To perform this calculation, they must state the rate-of-return they expect to achieve using bonds, stocks, or savngs accounts. This requires an understanding of the historical rate of return of various investments, and an idea of the volatility of stocks. Below are some suggestions.
(1) This website provides great information about the historical rate-of-return of stocks, bonds, and cash investments (savings, CD's, and money market accounts). The user can even create a portfolio of stocks, bonds, and cash, and the calculator will show the average rate-of-return for that portfolio. What I like best is that the user can check "Adjust For Inflation" and it shows the real rate-of-return. Students should adjust the time period over which they wish investments to be evaluated, and since all we desire is a rate-of-return for stocks, bonds, and money market accounts, the amount of money invested doesn't matter. I encourage students to also check "Adjust growth for MER's", as that accounts for the fees you must pay financial advisors to purchase the investments for you.
(2) Students who are not familiar with certain financial terms can utilize the Forbes Financial Glossary.
(3) For an understanding of the riskiness of stocks, students can study this article by The Economist magazine. I particularly like the statement, "As a result, saving seems like pouring money into a black hole (see article). Any American who has diligently put $100 a month into a domestic equity mutual fund for the past ten years will find his pot worth less than he put into it; a European who did the same has lost a quarter of his money."

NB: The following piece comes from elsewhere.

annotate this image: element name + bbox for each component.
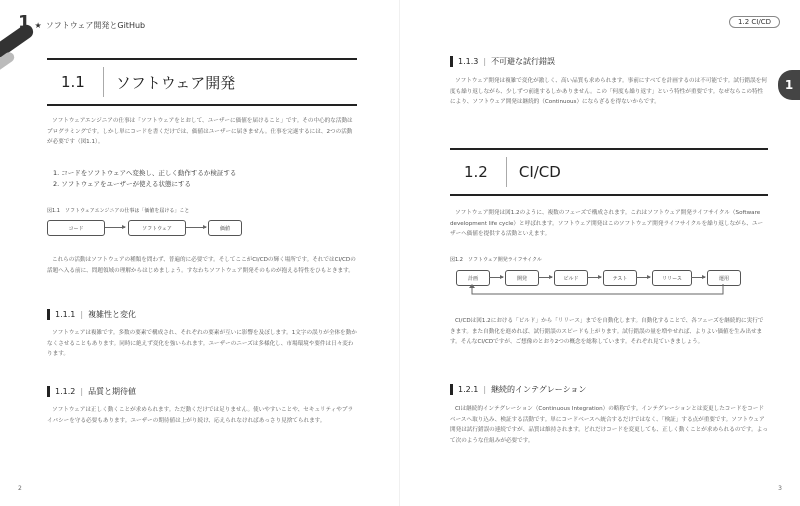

(4) The Wall Street Journal published an interesting article regarding the performance of stocks during the last 200 years. Within this discussion is information on the performance of stocks relative to safer investments, like bonds. Highlighs are: "As of June 30, U.S. stocks have underperformed long-term Treasury bonds for the past five, 10, 15, 20 and 25 years," and "Ever since Thomas Jefferson was in the White House, stocks have generated a "remarkably constant" average return of nearly 7% a year after inflation."
(5) The last table of the paper at this link provides an informative description of how the real rate-of-return for stocks can vary across different time periods in recent U.S. history.